Jay Ulfelder has a very nice post about the problems that applied researchers face when working with data that changes rapidly in its availability and production. I agree with the suggestions he proposes (which were, very roughly, 1. modularity in applied uses, 2. transparency in generating data, and 3. awareness of the larger data ecosystem), and wanted to add my own. This is a lightly edited version of a comment that I left on his post.

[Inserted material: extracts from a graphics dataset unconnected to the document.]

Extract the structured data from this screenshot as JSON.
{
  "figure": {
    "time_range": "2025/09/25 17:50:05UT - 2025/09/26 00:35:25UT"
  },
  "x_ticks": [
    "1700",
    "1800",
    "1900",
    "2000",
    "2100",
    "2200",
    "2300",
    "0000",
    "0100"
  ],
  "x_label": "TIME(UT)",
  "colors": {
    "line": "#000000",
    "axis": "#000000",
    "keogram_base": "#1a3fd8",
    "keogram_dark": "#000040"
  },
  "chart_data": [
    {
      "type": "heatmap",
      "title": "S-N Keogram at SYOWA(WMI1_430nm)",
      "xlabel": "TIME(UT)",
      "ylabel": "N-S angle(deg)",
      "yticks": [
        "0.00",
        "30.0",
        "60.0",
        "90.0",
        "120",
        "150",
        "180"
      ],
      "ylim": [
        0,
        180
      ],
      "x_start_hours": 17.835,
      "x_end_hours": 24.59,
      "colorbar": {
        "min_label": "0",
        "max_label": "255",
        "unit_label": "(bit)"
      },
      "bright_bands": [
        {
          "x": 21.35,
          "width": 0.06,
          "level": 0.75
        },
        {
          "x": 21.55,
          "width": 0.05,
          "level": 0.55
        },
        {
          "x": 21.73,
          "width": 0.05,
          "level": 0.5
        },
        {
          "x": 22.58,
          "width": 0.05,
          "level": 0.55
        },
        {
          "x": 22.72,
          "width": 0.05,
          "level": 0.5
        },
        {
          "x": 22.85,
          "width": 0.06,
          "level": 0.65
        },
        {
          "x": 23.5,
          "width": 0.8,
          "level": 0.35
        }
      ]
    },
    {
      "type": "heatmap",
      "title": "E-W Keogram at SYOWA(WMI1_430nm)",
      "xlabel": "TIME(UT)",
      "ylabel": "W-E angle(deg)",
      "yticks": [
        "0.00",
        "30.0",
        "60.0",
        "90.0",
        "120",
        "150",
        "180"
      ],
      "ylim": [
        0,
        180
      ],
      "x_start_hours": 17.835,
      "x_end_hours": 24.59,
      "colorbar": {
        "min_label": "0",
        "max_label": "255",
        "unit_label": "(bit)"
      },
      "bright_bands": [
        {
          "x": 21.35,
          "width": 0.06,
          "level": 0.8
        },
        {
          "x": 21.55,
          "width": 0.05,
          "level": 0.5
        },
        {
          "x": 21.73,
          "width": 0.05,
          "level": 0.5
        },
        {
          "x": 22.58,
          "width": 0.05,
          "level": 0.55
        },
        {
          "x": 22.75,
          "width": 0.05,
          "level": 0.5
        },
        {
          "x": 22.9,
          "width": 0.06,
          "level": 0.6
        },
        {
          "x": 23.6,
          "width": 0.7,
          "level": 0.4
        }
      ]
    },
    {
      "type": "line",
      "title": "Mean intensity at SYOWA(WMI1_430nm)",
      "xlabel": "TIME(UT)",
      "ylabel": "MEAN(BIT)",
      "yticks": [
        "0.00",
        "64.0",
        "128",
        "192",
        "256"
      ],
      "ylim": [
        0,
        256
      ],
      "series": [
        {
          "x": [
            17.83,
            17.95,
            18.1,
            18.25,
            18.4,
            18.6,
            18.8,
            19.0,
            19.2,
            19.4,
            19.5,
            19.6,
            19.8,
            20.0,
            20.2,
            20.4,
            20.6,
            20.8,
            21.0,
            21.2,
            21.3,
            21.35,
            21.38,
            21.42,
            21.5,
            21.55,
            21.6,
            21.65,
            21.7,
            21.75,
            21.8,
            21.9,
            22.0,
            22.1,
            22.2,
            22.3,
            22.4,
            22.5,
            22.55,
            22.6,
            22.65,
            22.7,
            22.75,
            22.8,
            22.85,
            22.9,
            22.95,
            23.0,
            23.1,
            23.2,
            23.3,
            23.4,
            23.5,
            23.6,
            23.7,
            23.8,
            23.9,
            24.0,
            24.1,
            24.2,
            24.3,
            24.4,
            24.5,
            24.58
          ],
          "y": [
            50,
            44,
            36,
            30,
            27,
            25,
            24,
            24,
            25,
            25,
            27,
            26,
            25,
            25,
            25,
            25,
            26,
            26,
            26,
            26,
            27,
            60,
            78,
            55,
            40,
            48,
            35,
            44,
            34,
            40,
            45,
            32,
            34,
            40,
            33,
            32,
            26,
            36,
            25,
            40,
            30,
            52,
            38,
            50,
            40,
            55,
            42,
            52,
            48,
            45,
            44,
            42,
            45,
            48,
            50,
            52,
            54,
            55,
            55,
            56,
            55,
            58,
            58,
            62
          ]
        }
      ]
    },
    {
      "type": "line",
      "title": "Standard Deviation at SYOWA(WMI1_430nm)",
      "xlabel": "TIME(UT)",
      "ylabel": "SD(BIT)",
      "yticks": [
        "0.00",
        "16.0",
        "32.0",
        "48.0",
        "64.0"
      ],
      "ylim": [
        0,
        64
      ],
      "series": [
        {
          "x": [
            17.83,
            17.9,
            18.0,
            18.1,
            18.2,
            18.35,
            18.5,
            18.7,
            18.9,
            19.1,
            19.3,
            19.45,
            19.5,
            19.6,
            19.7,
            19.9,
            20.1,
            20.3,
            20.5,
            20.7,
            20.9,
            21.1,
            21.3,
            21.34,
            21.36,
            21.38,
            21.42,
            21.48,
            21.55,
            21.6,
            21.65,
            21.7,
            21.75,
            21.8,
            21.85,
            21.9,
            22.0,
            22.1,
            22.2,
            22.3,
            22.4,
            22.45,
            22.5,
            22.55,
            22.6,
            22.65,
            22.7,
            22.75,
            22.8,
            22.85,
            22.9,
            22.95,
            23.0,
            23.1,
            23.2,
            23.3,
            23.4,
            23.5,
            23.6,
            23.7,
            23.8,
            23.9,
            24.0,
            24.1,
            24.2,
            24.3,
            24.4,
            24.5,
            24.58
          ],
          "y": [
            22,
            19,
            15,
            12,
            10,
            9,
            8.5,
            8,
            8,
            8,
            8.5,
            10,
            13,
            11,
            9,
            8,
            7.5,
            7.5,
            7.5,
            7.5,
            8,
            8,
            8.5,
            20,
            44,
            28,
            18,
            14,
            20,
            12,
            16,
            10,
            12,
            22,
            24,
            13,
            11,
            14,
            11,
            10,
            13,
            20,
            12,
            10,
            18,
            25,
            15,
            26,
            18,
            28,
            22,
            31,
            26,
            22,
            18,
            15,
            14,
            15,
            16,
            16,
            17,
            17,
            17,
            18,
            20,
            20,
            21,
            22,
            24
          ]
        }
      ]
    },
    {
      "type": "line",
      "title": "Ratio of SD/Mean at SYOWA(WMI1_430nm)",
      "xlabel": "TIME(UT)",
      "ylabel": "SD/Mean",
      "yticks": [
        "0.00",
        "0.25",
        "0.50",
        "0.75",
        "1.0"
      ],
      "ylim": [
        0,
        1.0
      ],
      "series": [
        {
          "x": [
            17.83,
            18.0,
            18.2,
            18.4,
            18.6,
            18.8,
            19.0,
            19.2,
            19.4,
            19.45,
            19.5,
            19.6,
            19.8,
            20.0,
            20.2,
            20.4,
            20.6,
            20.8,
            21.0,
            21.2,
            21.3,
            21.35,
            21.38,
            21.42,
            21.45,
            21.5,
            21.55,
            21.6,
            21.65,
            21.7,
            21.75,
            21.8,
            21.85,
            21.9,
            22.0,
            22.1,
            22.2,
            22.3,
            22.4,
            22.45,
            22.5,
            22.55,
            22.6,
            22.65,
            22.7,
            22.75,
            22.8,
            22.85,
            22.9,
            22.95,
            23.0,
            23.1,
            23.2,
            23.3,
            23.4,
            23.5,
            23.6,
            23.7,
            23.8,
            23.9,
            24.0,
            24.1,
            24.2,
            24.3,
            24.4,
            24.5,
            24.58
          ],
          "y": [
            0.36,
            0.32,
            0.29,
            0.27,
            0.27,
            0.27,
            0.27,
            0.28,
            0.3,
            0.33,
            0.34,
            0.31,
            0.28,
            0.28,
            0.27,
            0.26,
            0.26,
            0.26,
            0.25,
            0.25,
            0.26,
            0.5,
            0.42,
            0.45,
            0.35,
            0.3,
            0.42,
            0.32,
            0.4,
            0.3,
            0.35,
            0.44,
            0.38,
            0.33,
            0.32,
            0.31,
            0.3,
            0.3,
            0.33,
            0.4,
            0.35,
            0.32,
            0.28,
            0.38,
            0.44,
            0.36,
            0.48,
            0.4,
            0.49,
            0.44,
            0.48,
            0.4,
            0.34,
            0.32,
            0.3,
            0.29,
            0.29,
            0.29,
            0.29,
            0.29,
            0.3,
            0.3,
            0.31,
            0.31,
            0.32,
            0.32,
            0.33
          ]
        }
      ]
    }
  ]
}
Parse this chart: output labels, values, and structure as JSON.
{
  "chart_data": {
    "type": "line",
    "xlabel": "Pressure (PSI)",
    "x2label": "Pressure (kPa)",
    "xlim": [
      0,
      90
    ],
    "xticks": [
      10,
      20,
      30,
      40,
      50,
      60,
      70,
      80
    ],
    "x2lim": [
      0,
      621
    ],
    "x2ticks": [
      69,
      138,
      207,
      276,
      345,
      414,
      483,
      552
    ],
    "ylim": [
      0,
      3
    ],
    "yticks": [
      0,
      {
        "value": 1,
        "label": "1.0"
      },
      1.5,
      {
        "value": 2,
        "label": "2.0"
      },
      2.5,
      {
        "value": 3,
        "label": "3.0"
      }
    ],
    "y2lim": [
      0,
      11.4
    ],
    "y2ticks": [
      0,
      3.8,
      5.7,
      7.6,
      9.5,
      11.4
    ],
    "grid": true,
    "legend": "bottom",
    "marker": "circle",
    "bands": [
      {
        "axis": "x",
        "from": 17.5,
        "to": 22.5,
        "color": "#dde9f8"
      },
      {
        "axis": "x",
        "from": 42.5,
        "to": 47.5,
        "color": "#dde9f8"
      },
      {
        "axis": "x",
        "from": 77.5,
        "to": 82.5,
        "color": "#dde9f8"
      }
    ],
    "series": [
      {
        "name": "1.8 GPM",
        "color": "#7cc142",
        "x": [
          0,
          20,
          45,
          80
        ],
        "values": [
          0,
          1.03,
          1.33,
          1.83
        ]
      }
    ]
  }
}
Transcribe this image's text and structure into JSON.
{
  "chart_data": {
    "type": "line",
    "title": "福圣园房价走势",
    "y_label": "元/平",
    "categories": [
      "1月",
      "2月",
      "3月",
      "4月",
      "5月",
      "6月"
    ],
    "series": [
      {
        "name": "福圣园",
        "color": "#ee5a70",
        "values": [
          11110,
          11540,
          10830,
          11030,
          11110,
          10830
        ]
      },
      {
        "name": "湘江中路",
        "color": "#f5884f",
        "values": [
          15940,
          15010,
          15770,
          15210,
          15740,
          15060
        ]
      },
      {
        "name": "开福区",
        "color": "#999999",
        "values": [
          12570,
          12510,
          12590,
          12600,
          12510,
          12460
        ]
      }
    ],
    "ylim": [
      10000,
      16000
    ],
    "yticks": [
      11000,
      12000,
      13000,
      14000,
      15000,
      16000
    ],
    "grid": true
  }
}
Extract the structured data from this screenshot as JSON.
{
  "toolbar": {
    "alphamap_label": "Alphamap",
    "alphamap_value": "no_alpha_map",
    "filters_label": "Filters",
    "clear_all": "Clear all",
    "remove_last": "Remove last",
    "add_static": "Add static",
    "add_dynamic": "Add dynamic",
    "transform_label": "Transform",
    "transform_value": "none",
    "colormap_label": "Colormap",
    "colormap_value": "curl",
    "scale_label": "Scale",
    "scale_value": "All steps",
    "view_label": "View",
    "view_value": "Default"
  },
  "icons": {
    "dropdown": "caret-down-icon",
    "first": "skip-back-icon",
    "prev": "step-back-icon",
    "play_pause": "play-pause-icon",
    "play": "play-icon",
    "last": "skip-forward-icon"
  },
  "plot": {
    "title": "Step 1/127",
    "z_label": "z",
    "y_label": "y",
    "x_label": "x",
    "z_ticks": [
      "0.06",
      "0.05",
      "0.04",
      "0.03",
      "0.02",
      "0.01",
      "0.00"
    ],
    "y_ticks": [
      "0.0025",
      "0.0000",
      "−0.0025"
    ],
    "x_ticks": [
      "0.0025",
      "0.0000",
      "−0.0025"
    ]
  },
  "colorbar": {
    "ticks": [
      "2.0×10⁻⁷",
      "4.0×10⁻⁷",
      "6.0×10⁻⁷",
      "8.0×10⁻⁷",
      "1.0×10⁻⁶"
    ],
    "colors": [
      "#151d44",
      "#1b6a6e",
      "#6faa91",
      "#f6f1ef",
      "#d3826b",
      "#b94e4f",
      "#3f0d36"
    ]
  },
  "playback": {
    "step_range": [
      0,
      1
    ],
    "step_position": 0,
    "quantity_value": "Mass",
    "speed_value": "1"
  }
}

The point that hit closest to my experience was about the contingent nature of a lot of this data. As marginal costs and time needed for producing data fall (which is what I think is at the root of the acceleration Jay describes) the infrastructure surrounding the data production gets smaller and smaller. That, in turn, means that there aren’t always solid institutional homes for the data in the way that the older “artisanal, hand-crafted” datasets had (COW and ICPSR, for instance). While these light startup costs are great for spurring innovation, it also means that data projects can fall apart just as quickly as they come together. That leaves a lot of people who were counting on the data in the lurch, as I and I suspect many data/political science people experienced in January.
The churn in the data itself over time is thankfully something I haven’t had to deal with yet, but as innovation goes faster and anyone can contribute improvements to coding software on GitHub, it’s going to be something we have to figure out how to accommodate. It’s great to improve accuracy and add new features, but for production uses of the data, including forecasts, new improvements can’t break the old models.
I think there are a few overlapping solutions to these two problems.
One step is to make everything about the process as open as possible. This does a few things: it distributes the code so anyone can pick things back up if the coding project fails completely, it makes any changes to the code visible so you can figure out exactly how the new version is different from the old, and more broadly it lets users peer into what would otherwise be a black box and see how coding decisions are made. I think people’s default position should be skepticism toward data generating systems they can’t inspect openly.
A second step is to build institutional frameworks around data generating systems. One approach that you allude to is the Open Event Data Alliance (note: I’m involved in setting it up but I don’t speak on its behalf). Having an institution run the system, rather than an individual, makes the whole process more open, less about personalities, and helps solve the indelicately-put “bus problem” (i.e., if all of the methods for generating a dataset are only in one person’s head, what happens if they get hit by a bus?). OEDA also plans to provide gold-standard codings and provide guidance on how to maintain and compare event datasets.
Finally, I think producers and users of datasets should get comfortable versioning their datasets in the same way that software developers version their releases. Bleeding edge features can get incorporated in newer versions and people who want the features can get quick access, but people using it for forecasting or for comparison over time should have access to stable releases and be confident that their availability will continue for years. Maintaining, hosting, and explaining those versions is another role an organization like OEDA should play.